Assuming that a Turnbull direction was delivered at first instance, this should have necessitated an emphasis on evidence capable of providing support to the weak identification of the appellant. It is possible that the evidence of bad character provided could have served a dual function and could be capable of having provided such support, given that the initial reason for admission turned upon the similarities across the two offences. This would seem a little implausible, however, when one considers the strength of the bad character evidence in the context of Hanson. If evidence of bad character should never be used to bolster a weak case, then one must question how appropriate it would be for evidence that is insufficient to support a propensity inference be used to support weak or uncertain identification evidence, or indeed identity more generally.

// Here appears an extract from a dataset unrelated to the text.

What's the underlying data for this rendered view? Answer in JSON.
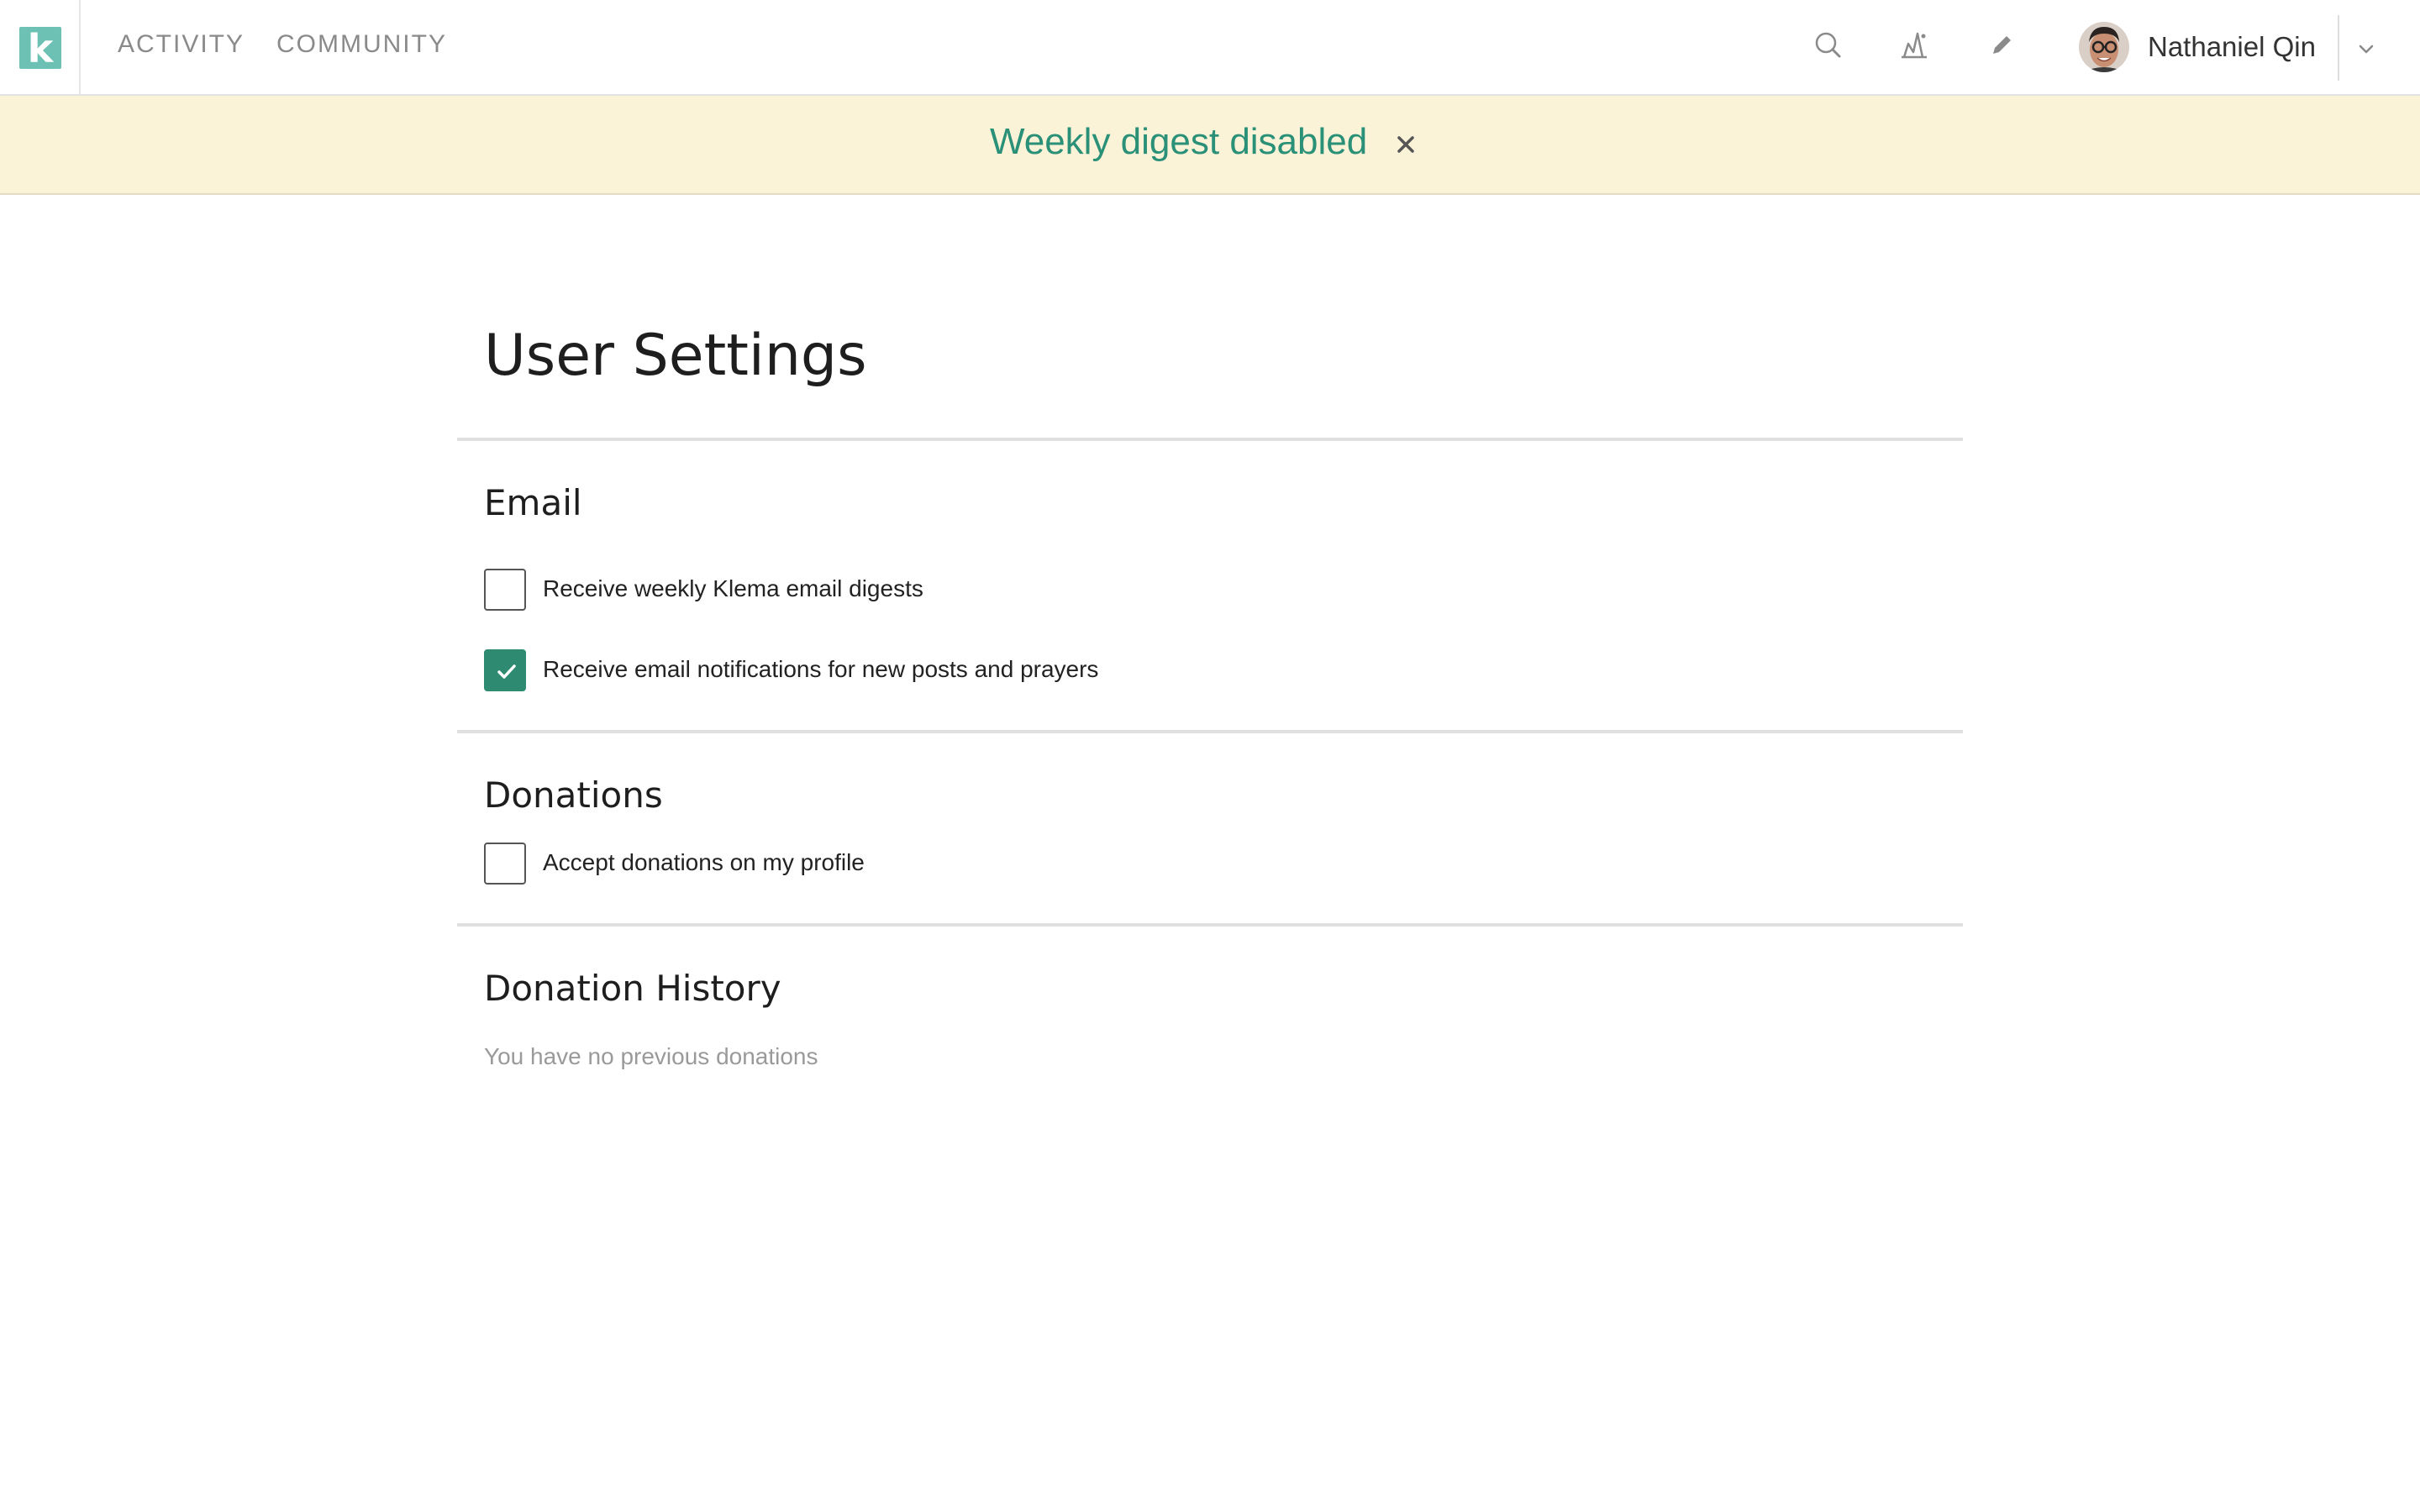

The admission of bad character evidence in this instance is also likely to have brought about a complex summing-up from the trial judge, who would need to balance a thorough direction on the use of the ABH conviction to support identity (and not propensity) on that basis that it makes it more likely than not that the appellant committed the offence, whilst also recognising the weakness in the identity parade evidence and, perhaps, the consequent need for the jury to consider the character evidence in support.
Overall, whilst the Court of Appeal was correct to avoid the making of propensity inferences based upon the evidence of bad character in Richardson, the previous conviction does not sit comfortably alongside the evidence arising out of the identity parade, as each seems to serve to ‘bolster’ the other. The court may have over-estimated the capability of the ABH conviction to render it more likely the appellant perpetrated the offence, and when this is considered alongside the somewhat uncertain results of the identity parade, one wonders whether the evidence of bad character was indeed safely admitted in this case.